On est là pour obéir et se taire. On est au monde pour obéir et se taire.
Compter sous par sous. Pendant huit heures de
travail, on compte sous par sous. Combien de sous rapporteront ces pièces ?
Qu’est-ce que j’ai gagné cette heure-ci ? Et l’heure suivante ? En
sortant de l’usine, on compte encore sous par sous. On a un tel besoin de détente
que toutes les boutiques attirent. Est-ce que je peux prendre un café ?
Mais ça coûte dix sous. J’en ai déjà pris un hier. Il me reste tant de sous
pour la quinzaine. Et ces cerises ? Elles coûtent tant de sous. On fait
son marché : combien coûtent les pommes de terre, ici ? Deux cents mètres
plus loin, elles coûtent deux sous de moins. Il faut imposer ces deux cents mètres
à un corps qui se refuse à marcher. Les sous deviennent une obsession. Jamais, à
cause d’eux, on ne peut oublier la contrainte de l’usine. Jamais on ne se détend.

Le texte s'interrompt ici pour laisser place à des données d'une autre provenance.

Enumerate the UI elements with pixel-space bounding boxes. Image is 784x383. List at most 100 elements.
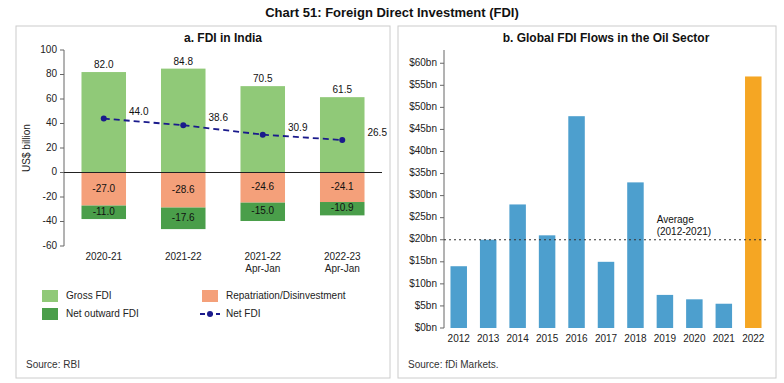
y-tick xyxy=(60,148,64,149)
marks xyxy=(81,69,364,229)
legend-swatch xyxy=(42,290,58,302)
x-tick-label: 2018 xyxy=(624,333,647,344)
bar xyxy=(716,304,732,328)
annotation: Source: fDi Markets. xyxy=(408,359,499,370)
y-tick xyxy=(440,305,444,306)
y-tick xyxy=(440,151,444,152)
data-label: -17.6 xyxy=(172,212,195,223)
y-tick-label: -40 xyxy=(43,215,58,226)
data-label: 61.5 xyxy=(333,84,353,95)
bar xyxy=(745,76,761,328)
y-tick-label: $30bn xyxy=(409,189,437,200)
y-tick-label: $35bn xyxy=(409,167,437,178)
y-tick xyxy=(60,99,64,100)
line-marker xyxy=(180,122,186,128)
y-axis-line xyxy=(444,50,445,328)
x-tick-label: 2020 xyxy=(683,333,706,344)
data-labels: 82.0 84.8 70.5 61.5 -27.0 -28.6 -24.6 -24.1 -11.… xyxy=(92,56,387,223)
legend-label: Gross FDI xyxy=(66,290,112,301)
y-tick-label: -60 xyxy=(43,240,58,251)
y-tick xyxy=(440,328,444,329)
line-marker xyxy=(260,132,266,138)
x-tick-label: 2017 xyxy=(595,333,618,344)
data-label: -11.0 xyxy=(93,206,115,217)
data-label: -10.9 xyxy=(331,202,354,213)
y-tick-label: $0bn xyxy=(415,322,437,333)
legend-swatch xyxy=(42,308,58,320)
y-tick xyxy=(440,217,444,218)
legend: Gross FDIRepatriation/DisinvestmentNet o… xyxy=(42,290,346,320)
data-label: 82.0 xyxy=(94,59,114,70)
y-axis-label: US$ billion xyxy=(21,124,32,172)
bar xyxy=(320,173,365,203)
bar xyxy=(627,182,643,328)
bar xyxy=(509,204,525,328)
data-label: 38.6 xyxy=(209,112,229,123)
line-marker xyxy=(339,137,345,143)
chart-title: b. Global FDI Flows in the Oil Sector xyxy=(503,31,710,45)
y-tick xyxy=(60,74,64,75)
y-tick-label: $45bn xyxy=(409,123,437,134)
x-tick-label: 2016 xyxy=(565,333,588,344)
data-label: 26.5 xyxy=(368,127,388,138)
y-tick-label: $20bn xyxy=(409,233,437,244)
y-tick-label: $15bn xyxy=(409,255,437,266)
data-label: -28.6 xyxy=(172,184,195,195)
chart-root: Chart 51: Foreign Direct Investment (FDI… xyxy=(0,0,784,383)
x-tick-label: 2021-22Apr-Jan xyxy=(244,251,281,274)
x-tick-label: 2012 xyxy=(448,333,471,344)
marks xyxy=(450,76,761,328)
page-title: Chart 51: Foreign Direct Investment (FDI… xyxy=(265,5,519,20)
y-tick xyxy=(60,246,64,247)
data-label: -27.0 xyxy=(92,183,115,194)
y-tick xyxy=(440,195,444,196)
x-tick-label: 2022 xyxy=(742,333,765,344)
y-tick xyxy=(440,85,444,86)
panel: a. FDI in India-60-40-20020406080100US$ … xyxy=(16,26,390,378)
chart-title: a. FDI in India xyxy=(184,31,262,45)
y-tick-label: 0 xyxy=(51,166,57,177)
reference-label: Average(2012-2021) xyxy=(657,214,711,237)
legend-swatch xyxy=(207,311,213,317)
y-tick xyxy=(440,239,444,240)
y-tick-label: 40 xyxy=(46,117,58,128)
x-tick-label: 2022-23Apr-Jan xyxy=(324,251,361,274)
bar xyxy=(240,203,285,221)
data-label: 70.5 xyxy=(253,73,273,84)
y-tick xyxy=(440,173,444,174)
bar xyxy=(161,69,206,173)
y-tick xyxy=(440,261,444,262)
bar xyxy=(161,208,206,230)
zero-line xyxy=(64,172,382,173)
data-label: -24.6 xyxy=(251,181,274,192)
y-tick xyxy=(60,197,64,198)
data-label: 30.9 xyxy=(288,122,308,133)
y-tick xyxy=(440,63,444,64)
x-tick-label: 2014 xyxy=(507,333,530,344)
data-label: -24.1 xyxy=(331,181,354,192)
y-tick-label: 20 xyxy=(46,142,58,153)
line-marker xyxy=(101,116,107,122)
bar xyxy=(480,240,496,328)
bar xyxy=(81,206,126,219)
bar xyxy=(240,173,285,203)
y-tick-label: 80 xyxy=(46,68,58,79)
legend-label: Net FDI xyxy=(226,308,260,319)
data-label: 44.0 xyxy=(129,106,149,117)
panel-border xyxy=(398,26,776,378)
data-label: 84.8 xyxy=(174,56,194,67)
y-tick xyxy=(60,172,64,173)
bar xyxy=(450,266,466,328)
bar xyxy=(539,235,555,328)
bar xyxy=(81,173,126,206)
bar xyxy=(320,97,365,172)
bar xyxy=(240,86,285,172)
legend-label: Net outward FDI xyxy=(66,308,139,319)
y-tick xyxy=(60,123,64,124)
x-tick-label: 2021 xyxy=(713,333,736,344)
y-tick-label: 60 xyxy=(46,93,58,104)
y-tick-label: $5bn xyxy=(415,300,437,311)
x-tick-label: 2019 xyxy=(654,333,677,344)
y-tick-label: $60bn xyxy=(409,57,437,68)
data-label: -15.0 xyxy=(251,205,274,216)
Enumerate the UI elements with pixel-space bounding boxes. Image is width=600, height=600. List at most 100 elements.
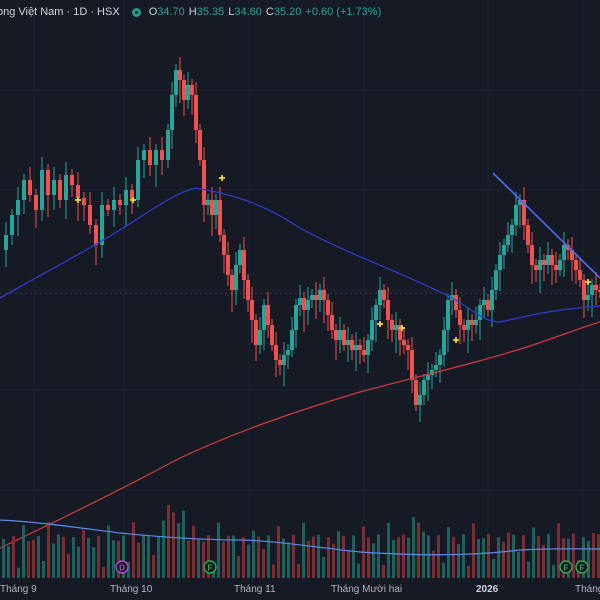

Ou, si on fait une folie — une folie à l’échelle de quelques francs
— on subira la faim. Il ne faut pas que ça arrive souvent : on
finirait par travailler moins vite, et par un cercle impitoyable la faim
engendrerait encore plus de faim. Il ne faut pas se faire prendre par ce
cercle. Il mène à l’épuisement, à la maladie, à la mort. Car quand on ne peut
plus produire assez vite, on n’a plus droit à vivre. Ne voit-on pas les hommes
de 40 ans refusés partout, à tous les bureaux d’embauche, quels que soient
leurs certificats ? À 40 ans, on est compté comme un incapable. Malheur
aux incapables.
La fatigue. La fatigue, accablante, amère, par
moments douloureuse au point qu’on souhaiterait la mort. Tout le monde, dans
toutes les situations, sait ce que c’est que d’être fatigué, mais pour cette
fatigue-là il faudrait un nom à part. Des hommes vigoureux, dans la force de l’âge,
s’endorment de fatigue sur la banquette du métro. Pas après un coup dur, après
une journée de travail normale. Une journée comme il y en aura une encore le
lendemain, le surlendemain, toujours. En descendant dans la rame de métro, au
sortir de l’usine, une angoisse occupe toute la pensée : est-ce que je
trouverai une place assise ? Ce serait trop dur de devoir rester debout.
Mais bien souvent il faut rester debout. Attention qu’alors l’excès de fatigue
n’empêche pas de dormir ! Le lendemain il faudrait forcer encore un peu
plus.
La peur. Rares sont les moments de la journée où le
cœur n’est pas un peu comprimé par une angoisse quelconque. Le matin,
l’angoisse de la journée à traverser. Dans les rames de métro qui mènent à
Billancourt, vers 6 h. ½ du matin, on voit la plupart des visages
contractés par cette angoisse. Si on n’est pas en avance, la peur de la pendule
de pointage. Au travail, la peur de ne pas aller assez vite, pour tous ceux qui
ont du mal à y arriver. La peur de louper des pièces en forçant sur la cadence,
parce que la vitesse produit une espèce d’ivresse qui annule l’attention. La
peur de tous les menus accidents qui peuvent amener des loupés ou un outil cassé.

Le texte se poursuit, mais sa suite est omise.